Até ao momento sabe-se que foram assinados 2 protocolos de cooperação nas áreas da educação e ensino superior, o que vai no seguimento da Licenciatura em Estudos Portugueses ministrado na Universidade de Rabat. Outro aspecto importante, a criação de quadros com um apego sentimental ao nosso país e que circulem entre os dois territórios, para que nós também os conheçamos melhor a partir daqui, enquadramento distinto das férias que muitos já fizemos no exótico e “distante” Marrocos.

Por outro lado, estes quadros também poderão ser absorvidos pelas cerca de 180 empresas portuguesas já instaladas no reino, bem como pelas entre 1200 a 1300 empresas lusas que já negoceiam/comerciam com este, mas a partir de Portugal.

Uma nota final para uma outra realidade também desconhecida entre nós. A existência de uma crescente classe média marroquina endinheirada e à procura de novos mercados de lazer, sobretudo para férias e “escapadinhas” de fim-de-semana. São exactamente os mesmos que já compraram e já usufruíram tudo o que tinham a comprar/usufruir em Espanha e França e que procuram novas aventuras.

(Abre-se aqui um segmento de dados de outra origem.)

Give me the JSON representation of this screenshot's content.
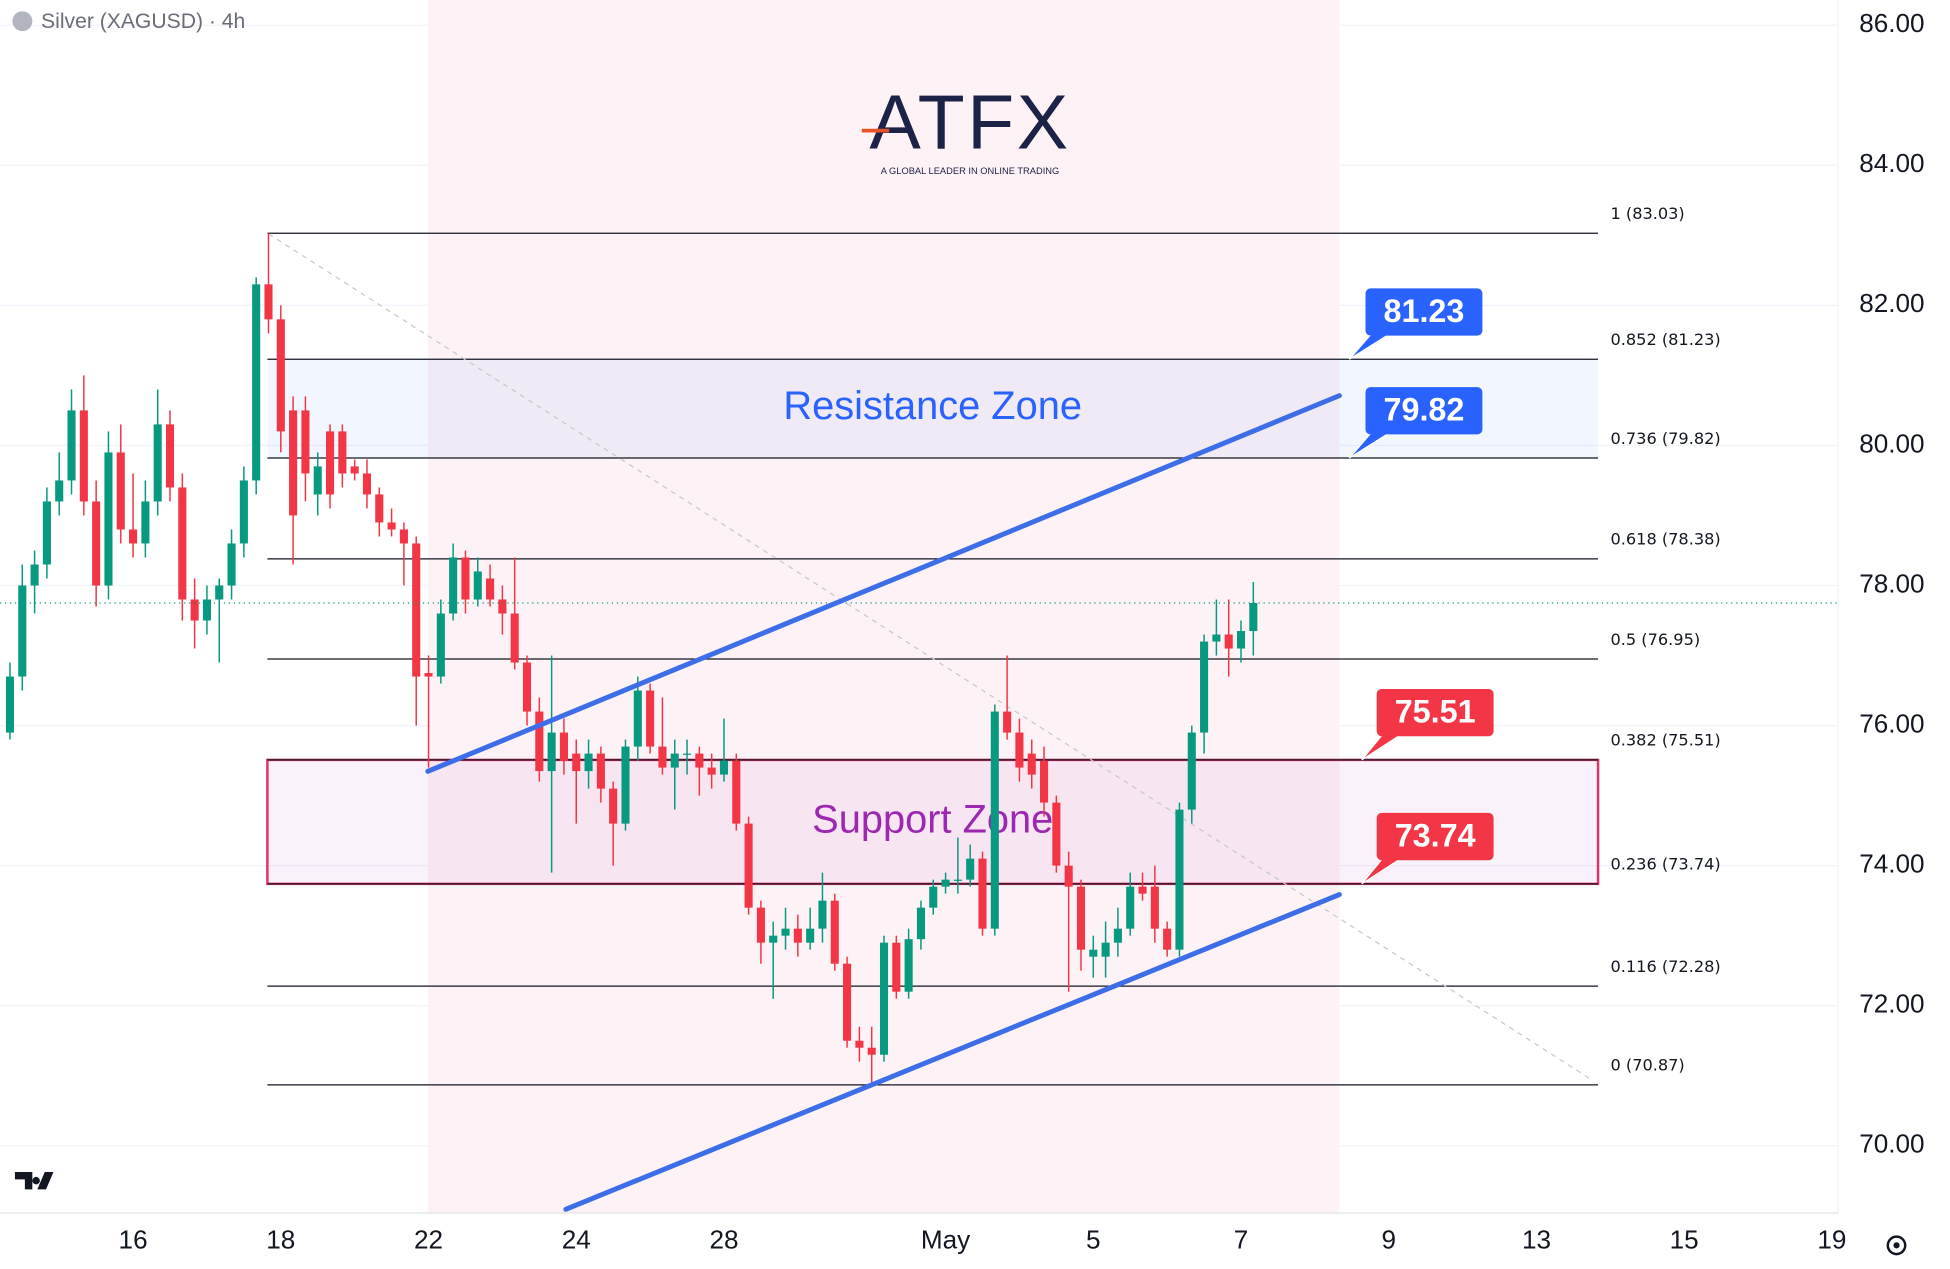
{
  "chart_data": {
    "type": "candlestick",
    "title": "Silver (XAGUSD) · 4h",
    "logo": {
      "text": "ATFX",
      "tagline": "A GLOBAL LEADER IN ONLINE TRADING"
    },
    "xlim": [
      -0.81,
      148.5
    ],
    "ylim": [
      69.04,
      86.36
    ],
    "grid": true,
    "xticks": [
      {
        "value": 10,
        "label": "16"
      },
      {
        "value": 22,
        "label": "18"
      },
      {
        "value": 34,
        "label": "22"
      },
      {
        "value": 46,
        "label": "24"
      },
      {
        "value": 58,
        "label": "28"
      },
      {
        "value": 76,
        "label": "May"
      },
      {
        "value": 88,
        "label": "5"
      },
      {
        "value": 100,
        "label": "7"
      },
      {
        "value": 112,
        "label": "9"
      },
      {
        "value": 124,
        "label": "13"
      },
      {
        "value": 136,
        "label": "15"
      },
      {
        "value": 148,
        "label": "19"
      }
    ],
    "yticks": [
      {
        "value": 70,
        "label": "70.00"
      },
      {
        "value": 72,
        "label": "72.00"
      },
      {
        "value": 74,
        "label": "74.00"
      },
      {
        "value": 76,
        "label": "76.00"
      },
      {
        "value": 78,
        "label": "78.00"
      },
      {
        "value": 80,
        "label": "80.00"
      },
      {
        "value": 82,
        "label": "82.00"
      },
      {
        "value": 84,
        "label": "84.00"
      },
      {
        "value": 86,
        "label": "86.00"
      }
    ],
    "up_color": "#089981",
    "down_color": "#f23645",
    "x": [
      0,
      1,
      2,
      3,
      4,
      5,
      6,
      7,
      8,
      9,
      10,
      11,
      12,
      13,
      14,
      15,
      16,
      17,
      18,
      19,
      20,
      21,
      22,
      23,
      24,
      25,
      26,
      27,
      28,
      29,
      30,
      31,
      32,
      33,
      34,
      35,
      36,
      37,
      38,
      39,
      40,
      41,
      42,
      43,
      44,
      45,
      46,
      47,
      48,
      49,
      50,
      51,
      52,
      53,
      54,
      55,
      56,
      57,
      58,
      59,
      60,
      61,
      62,
      63,
      64,
      65,
      66,
      67,
      68,
      69,
      70,
      71,
      72,
      73,
      74,
      75,
      76,
      77,
      78,
      79,
      80,
      81,
      82,
      83,
      84,
      85,
      86,
      87,
      88,
      89,
      90,
      91,
      92,
      93,
      94,
      95,
      96,
      97,
      98,
      99,
      100,
      101
    ],
    "open": [
      75.9,
      76.7,
      78.0,
      78.3,
      79.2,
      79.5,
      80.5,
      79.2,
      78.0,
      79.9,
      78.8,
      78.6,
      79.2,
      80.3,
      79.4,
      77.8,
      77.5,
      77.8,
      78.0,
      78.6,
      79.5,
      82.3,
      81.8,
      80.5,
      80.5,
      79.3,
      80.2,
      80.2,
      79.7,
      79.6,
      79.3,
      78.9,
      78.8,
      78.6,
      76.75,
      76.7,
      77.6,
      78.4,
      77.8,
      78.1,
      77.8,
      77.6,
      76.9,
      76.2,
      75.35,
      75.9,
      75.6,
      75.35,
      75.6,
      75.1,
      74.6,
      75.7,
      76.5,
      75.7,
      75.4,
      75.6,
      75.6,
      75.4,
      75.3,
      75.5,
      74.6,
      73.4,
      72.9,
      73.0,
      73.1,
      72.9,
      73.1,
      73.5,
      72.6,
      71.5,
      71.4,
      71.3,
      72.9,
      72.2,
      72.95,
      73.4,
      73.7,
      73.8,
      73.8,
      74.1,
      73.1,
      76.2,
      75.9,
      75.6,
      75.5,
      74.9,
      74.0,
      73.7,
      72.7,
      72.7,
      72.9,
      73.1,
      73.7,
      73.7,
      73.1,
      72.8,
      74.8,
      75.9,
      77.2,
      77.3,
      77.1,
      77.35
    ],
    "high": [
      76.9,
      78.3,
      78.5,
      79.4,
      79.9,
      80.8,
      81.0,
      79.5,
      80.2,
      80.3,
      79.6,
      79.5,
      80.8,
      80.5,
      79.6,
      78.1,
      78.0,
      78.1,
      78.8,
      79.7,
      82.4,
      83.03,
      82.0,
      80.7,
      80.7,
      79.9,
      80.3,
      80.3,
      79.8,
      79.8,
      79.4,
      79.1,
      78.9,
      78.7,
      77.0,
      77.8,
      78.6,
      78.5,
      78.4,
      78.3,
      78.0,
      78.4,
      77.0,
      76.4,
      77.0,
      76.1,
      75.8,
      75.8,
      75.7,
      75.2,
      75.8,
      76.7,
      76.6,
      76.4,
      75.8,
      75.8,
      75.7,
      75.6,
      76.1,
      75.6,
      74.7,
      73.5,
      73.2,
      73.4,
      73.3,
      73.4,
      73.9,
      73.6,
      72.7,
      71.7,
      71.7,
      73.0,
      73.0,
      73.1,
      73.5,
      73.8,
      73.9,
      74.4,
      74.3,
      74.2,
      76.3,
      77.0,
      76.1,
      75.8,
      75.7,
      75.0,
      74.2,
      73.8,
      73.0,
      73.2,
      73.4,
      73.9,
      73.9,
      74.0,
      73.2,
      74.9,
      76.0,
      77.3,
      77.8,
      77.8,
      77.5,
      78.05
    ],
    "low": [
      75.8,
      76.5,
      77.6,
      78.1,
      79.0,
      79.3,
      79.0,
      77.7,
      77.8,
      78.6,
      78.4,
      78.4,
      79.0,
      79.2,
      77.5,
      77.1,
      77.3,
      76.9,
      77.8,
      78.4,
      79.3,
      81.6,
      79.9,
      78.3,
      79.2,
      79.0,
      79.1,
      79.4,
      79.5,
      79.1,
      78.7,
      78.7,
      78.0,
      76.0,
      75.4,
      76.6,
      77.5,
      77.6,
      77.7,
      77.7,
      77.3,
      76.8,
      76.0,
      75.2,
      73.9,
      75.3,
      74.6,
      75.1,
      74.9,
      74.0,
      74.5,
      75.5,
      75.6,
      75.3,
      74.8,
      75.3,
      75.0,
      75.1,
      75.2,
      74.5,
      73.3,
      72.6,
      72.1,
      72.8,
      72.7,
      72.8,
      72.9,
      72.5,
      71.4,
      71.2,
      70.87,
      71.2,
      72.1,
      72.1,
      72.8,
      73.3,
      73.6,
      73.6,
      73.7,
      73.0,
      73.0,
      75.8,
      75.2,
      75.1,
      74.7,
      73.9,
      72.2,
      72.5,
      72.4,
      72.4,
      72.7,
      73.0,
      73.5,
      72.9,
      72.7,
      72.7,
      74.6,
      75.6,
      77.0,
      76.7,
      76.9,
      77.0
    ],
    "close": [
      76.7,
      78.0,
      78.3,
      79.2,
      79.5,
      80.5,
      79.2,
      78.0,
      79.9,
      78.8,
      78.6,
      79.2,
      80.3,
      79.4,
      77.8,
      77.5,
      77.8,
      78.0,
      78.6,
      79.5,
      82.3,
      81.8,
      80.2,
      79.0,
      79.6,
      79.7,
      79.3,
      79.6,
      79.6,
      79.3,
      78.9,
      78.8,
      78.6,
      76.7,
      76.7,
      77.6,
      78.4,
      77.8,
      78.2,
      77.8,
      77.6,
      76.9,
      76.2,
      75.35,
      75.9,
      75.5,
      75.35,
      75.6,
      75.1,
      74.6,
      75.7,
      76.5,
      75.7,
      75.4,
      75.6,
      75.6,
      75.4,
      75.3,
      75.5,
      74.6,
      73.4,
      72.9,
      73.0,
      73.1,
      72.9,
      73.1,
      73.5,
      72.6,
      71.5,
      71.4,
      71.3,
      72.9,
      72.2,
      72.95,
      73.4,
      73.7,
      73.8,
      73.8,
      74.1,
      73.1,
      76.2,
      75.9,
      75.4,
      75.3,
      74.9,
      74.0,
      73.7,
      72.8,
      72.8,
      72.9,
      73.1,
      73.7,
      73.6,
      73.1,
      72.8,
      74.8,
      75.9,
      77.2,
      77.3,
      77.1,
      77.35,
      77.75
    ],
    "fib_levels": [
      {
        "value": 83.03,
        "label": "1 (83.03)"
      },
      {
        "value": 81.23,
        "label": "0.852 (81.23)"
      },
      {
        "value": 79.82,
        "label": "0.736 (79.82)"
      },
      {
        "value": 78.38,
        "label": "0.618 (78.38)"
      },
      {
        "value": 76.95,
        "label": "0.5 (76.95)"
      },
      {
        "value": 75.51,
        "label": "0.382 (75.51)"
      },
      {
        "value": 73.74,
        "label": "0.236 (73.74)"
      },
      {
        "value": 72.28,
        "label": "0.116 (72.28)"
      },
      {
        "value": 70.87,
        "label": "0 (70.87)"
      }
    ],
    "zones": [
      {
        "label": "Resistance Zone",
        "from": 79.82,
        "to": 81.23,
        "color": "#2962ff"
      },
      {
        "label": "Support Zone",
        "from": 73.74,
        "to": 75.51,
        "color": "#9c27b0"
      }
    ],
    "price_tags": [
      {
        "value": 81.23,
        "color": "#2962ff"
      },
      {
        "value": 79.82,
        "color": "#2962ff"
      },
      {
        "value": 75.51,
        "color": "#f23645"
      },
      {
        "value": 73.74,
        "color": "#f23645"
      }
    ]
  }
}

Em tempo de crise, até neste âmbito poderemos inverter o sentido do investimento/gastos a nosso favor, fazendo assim do Marrocos um país emissor de turismo para Portugal, o que certamente nos ajudará a recuperar economicamente, a ver o filme ao contrário e a aprender com o Outro, aquele que sempre se disse cuja capital está mais próxima de Lisboa, que Madrid.

Há que haver criatividade, manha e boa vontade das senhoras que estão a atender no Consulado Português em Rabat!